Consistent Spectral Clustering in Hyperbolic Spaces
Sagar Ghosh, Swagatam Das
TL;DR
This work introduces HSCA, a spectral clustering framework operating in hyperbolic space to better capture hierarchical and tree-like data structures that challenge Euclidean representations. By embedding data into the Poincaré disc, constructing geodesic-based affinities, and performing spectral clustering on the normalized hyperbolic Laplacian, the method achieves weak consistency with a convergence behavior at least as fast as Euclidean spectral clustering.
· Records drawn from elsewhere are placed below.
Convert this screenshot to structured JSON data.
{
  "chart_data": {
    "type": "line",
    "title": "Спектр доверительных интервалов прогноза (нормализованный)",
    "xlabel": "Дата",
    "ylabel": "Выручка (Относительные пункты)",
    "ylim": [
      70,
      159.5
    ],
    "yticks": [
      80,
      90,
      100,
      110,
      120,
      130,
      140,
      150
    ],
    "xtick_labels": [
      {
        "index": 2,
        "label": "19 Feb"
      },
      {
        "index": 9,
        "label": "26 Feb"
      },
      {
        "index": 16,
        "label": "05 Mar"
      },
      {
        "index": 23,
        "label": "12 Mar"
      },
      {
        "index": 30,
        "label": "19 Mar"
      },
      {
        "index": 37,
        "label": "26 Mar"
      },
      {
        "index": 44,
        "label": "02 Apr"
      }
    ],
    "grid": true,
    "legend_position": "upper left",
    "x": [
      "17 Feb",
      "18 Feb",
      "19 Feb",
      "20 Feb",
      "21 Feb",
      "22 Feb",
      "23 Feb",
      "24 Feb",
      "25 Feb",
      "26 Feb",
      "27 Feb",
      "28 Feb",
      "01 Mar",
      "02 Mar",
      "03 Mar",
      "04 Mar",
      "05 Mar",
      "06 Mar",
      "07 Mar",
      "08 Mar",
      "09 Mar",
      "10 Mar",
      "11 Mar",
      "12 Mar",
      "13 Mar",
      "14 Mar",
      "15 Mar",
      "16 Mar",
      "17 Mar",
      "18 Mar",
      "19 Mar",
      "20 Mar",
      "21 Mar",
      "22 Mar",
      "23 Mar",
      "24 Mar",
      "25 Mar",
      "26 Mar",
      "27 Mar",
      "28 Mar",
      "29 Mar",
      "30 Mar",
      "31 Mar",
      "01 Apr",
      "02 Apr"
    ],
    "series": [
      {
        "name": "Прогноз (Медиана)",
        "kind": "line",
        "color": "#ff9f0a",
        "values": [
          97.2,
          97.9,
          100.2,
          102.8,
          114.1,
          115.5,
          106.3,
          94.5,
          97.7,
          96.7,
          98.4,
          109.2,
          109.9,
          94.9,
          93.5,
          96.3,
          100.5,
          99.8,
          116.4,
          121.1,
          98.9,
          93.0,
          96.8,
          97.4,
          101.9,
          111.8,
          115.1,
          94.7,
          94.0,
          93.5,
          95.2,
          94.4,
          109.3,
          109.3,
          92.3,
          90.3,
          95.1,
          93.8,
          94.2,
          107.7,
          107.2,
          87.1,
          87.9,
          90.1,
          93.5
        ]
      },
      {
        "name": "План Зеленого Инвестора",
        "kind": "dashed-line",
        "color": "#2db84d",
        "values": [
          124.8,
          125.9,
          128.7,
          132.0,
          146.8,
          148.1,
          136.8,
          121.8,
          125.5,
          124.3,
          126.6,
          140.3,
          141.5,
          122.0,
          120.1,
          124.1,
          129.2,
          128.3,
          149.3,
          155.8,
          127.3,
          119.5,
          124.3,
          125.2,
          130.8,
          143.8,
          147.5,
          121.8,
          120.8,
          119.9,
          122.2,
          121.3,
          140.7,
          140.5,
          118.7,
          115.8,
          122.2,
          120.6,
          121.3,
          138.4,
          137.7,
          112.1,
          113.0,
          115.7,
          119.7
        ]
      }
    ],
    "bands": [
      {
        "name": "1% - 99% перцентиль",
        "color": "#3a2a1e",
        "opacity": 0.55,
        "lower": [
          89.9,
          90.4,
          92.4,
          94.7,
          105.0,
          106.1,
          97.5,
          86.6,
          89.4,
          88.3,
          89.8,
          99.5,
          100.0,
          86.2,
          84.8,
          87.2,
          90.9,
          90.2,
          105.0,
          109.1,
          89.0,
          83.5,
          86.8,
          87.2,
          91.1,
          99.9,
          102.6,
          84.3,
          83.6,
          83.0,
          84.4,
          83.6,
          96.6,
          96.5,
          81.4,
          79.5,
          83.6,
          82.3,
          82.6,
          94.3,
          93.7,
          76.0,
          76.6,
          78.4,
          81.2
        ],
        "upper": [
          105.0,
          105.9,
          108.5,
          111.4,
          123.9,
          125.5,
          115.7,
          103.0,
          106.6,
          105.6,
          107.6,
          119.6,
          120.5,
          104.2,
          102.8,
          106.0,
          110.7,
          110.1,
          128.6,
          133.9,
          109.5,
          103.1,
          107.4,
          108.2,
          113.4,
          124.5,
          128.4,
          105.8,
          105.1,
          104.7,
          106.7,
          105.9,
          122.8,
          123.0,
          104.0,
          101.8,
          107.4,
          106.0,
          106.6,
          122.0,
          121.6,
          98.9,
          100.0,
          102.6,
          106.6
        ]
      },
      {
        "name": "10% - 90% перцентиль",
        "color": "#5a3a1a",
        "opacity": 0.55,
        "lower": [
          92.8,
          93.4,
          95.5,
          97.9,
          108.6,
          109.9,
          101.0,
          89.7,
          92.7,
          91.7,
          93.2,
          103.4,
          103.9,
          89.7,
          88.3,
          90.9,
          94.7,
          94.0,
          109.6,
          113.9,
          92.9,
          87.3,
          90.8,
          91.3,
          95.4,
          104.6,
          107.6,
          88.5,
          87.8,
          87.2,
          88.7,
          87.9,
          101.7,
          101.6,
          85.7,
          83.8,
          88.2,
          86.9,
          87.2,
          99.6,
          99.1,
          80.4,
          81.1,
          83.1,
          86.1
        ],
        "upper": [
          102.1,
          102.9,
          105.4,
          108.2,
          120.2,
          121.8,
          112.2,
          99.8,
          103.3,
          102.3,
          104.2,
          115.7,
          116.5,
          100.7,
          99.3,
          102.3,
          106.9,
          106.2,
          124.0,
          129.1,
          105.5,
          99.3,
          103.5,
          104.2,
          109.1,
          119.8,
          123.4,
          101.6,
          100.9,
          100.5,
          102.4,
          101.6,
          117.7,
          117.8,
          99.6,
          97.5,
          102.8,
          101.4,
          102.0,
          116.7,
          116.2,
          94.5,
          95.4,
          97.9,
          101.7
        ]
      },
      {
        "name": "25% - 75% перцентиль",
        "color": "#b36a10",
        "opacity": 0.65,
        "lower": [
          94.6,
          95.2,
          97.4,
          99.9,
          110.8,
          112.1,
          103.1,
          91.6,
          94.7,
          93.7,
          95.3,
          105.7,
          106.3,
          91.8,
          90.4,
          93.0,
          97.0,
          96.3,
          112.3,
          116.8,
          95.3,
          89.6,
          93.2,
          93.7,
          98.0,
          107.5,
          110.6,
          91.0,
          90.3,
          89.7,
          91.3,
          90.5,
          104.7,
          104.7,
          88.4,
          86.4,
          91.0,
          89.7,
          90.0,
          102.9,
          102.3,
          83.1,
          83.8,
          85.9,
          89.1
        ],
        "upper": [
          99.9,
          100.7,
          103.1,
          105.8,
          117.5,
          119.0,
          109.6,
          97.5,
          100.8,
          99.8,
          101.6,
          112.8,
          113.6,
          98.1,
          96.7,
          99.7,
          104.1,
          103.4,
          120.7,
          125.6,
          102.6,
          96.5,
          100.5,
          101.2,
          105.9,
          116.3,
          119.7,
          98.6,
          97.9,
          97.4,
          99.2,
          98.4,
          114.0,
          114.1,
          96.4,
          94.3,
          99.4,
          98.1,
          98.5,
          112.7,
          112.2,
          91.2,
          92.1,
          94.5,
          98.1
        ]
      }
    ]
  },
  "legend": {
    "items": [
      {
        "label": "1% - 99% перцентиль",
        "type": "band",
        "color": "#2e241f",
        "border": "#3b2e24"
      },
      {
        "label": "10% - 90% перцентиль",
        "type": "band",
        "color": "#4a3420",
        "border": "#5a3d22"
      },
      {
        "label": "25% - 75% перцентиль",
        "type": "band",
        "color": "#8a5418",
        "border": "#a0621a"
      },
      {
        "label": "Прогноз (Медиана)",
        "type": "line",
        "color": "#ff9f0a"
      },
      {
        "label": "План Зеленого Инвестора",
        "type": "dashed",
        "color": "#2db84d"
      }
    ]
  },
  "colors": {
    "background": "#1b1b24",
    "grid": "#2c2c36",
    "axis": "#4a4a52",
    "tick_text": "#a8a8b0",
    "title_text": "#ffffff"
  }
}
The paper also adapts hyperbolic variants of established Euclidean techniques (e.g., landmark-based HSCA-HLS K and fast variants) and provides extensive empirical validation on real and synthetic datasets, showing improved clustering quality, particularly for hierarchical data. The theoretical guarantees, along with practical algorithms and ablation studies, suggest that non-Euclidean spaces, especially hyperbolic geometry, offer a powerful framework for efficient and meaningful clustering in complex data regimes.
Abstract
Clustering, as an unsupervised technique, plays a pivotal role in various data analysis applications. Among clustering algorithms, Spectral Clustering on Euclidean Spaces has been extensively studied. However, with the rapid evolution of data complexity, Euclidean Space is proving to be inefficient for representing and learning algorithms. Although Deep Neural Networks on hyperbolic spaces have gained recent traction, clustering algorithms or non-deep machine learning models on non-Euclidean Spaces remain underexplored. In this paper, we propose a spectral clustering algorithm on Hyperbolic Spaces to address this gap. Hyperbolic Spaces offer advantages in representing complex data structures like hierarchical and tree-like structures, which cannot be embedded efficiently in Euclidean Spaces. Our proposed algorithm replaces the Euclidean Similarity Matrix with an appropriate Hyperbolic Similarity Matrix, demonstrating improved efficiency compared to clustering in Euclidean Spaces. Our contributions include the development of the spectral clustering algorithm on Hyperbolic Spaces and the proof of its weak consistency. We show that our algorithm converges at least as fast as Spectral Clustering on Euclidean Spaces. To illustrate the efficacy of our approach, we present experimental results on the Wisconsin Breast Cancer Dataset, highlighting the superior performance of Hyperbolic Spectral Clustering over its Euclidean counterpart. This work opens up avenues for utilizing non-Euclidean Spaces in clustering algorithms, offering new perspectives for handling complex data structures and improving clustering efficiency.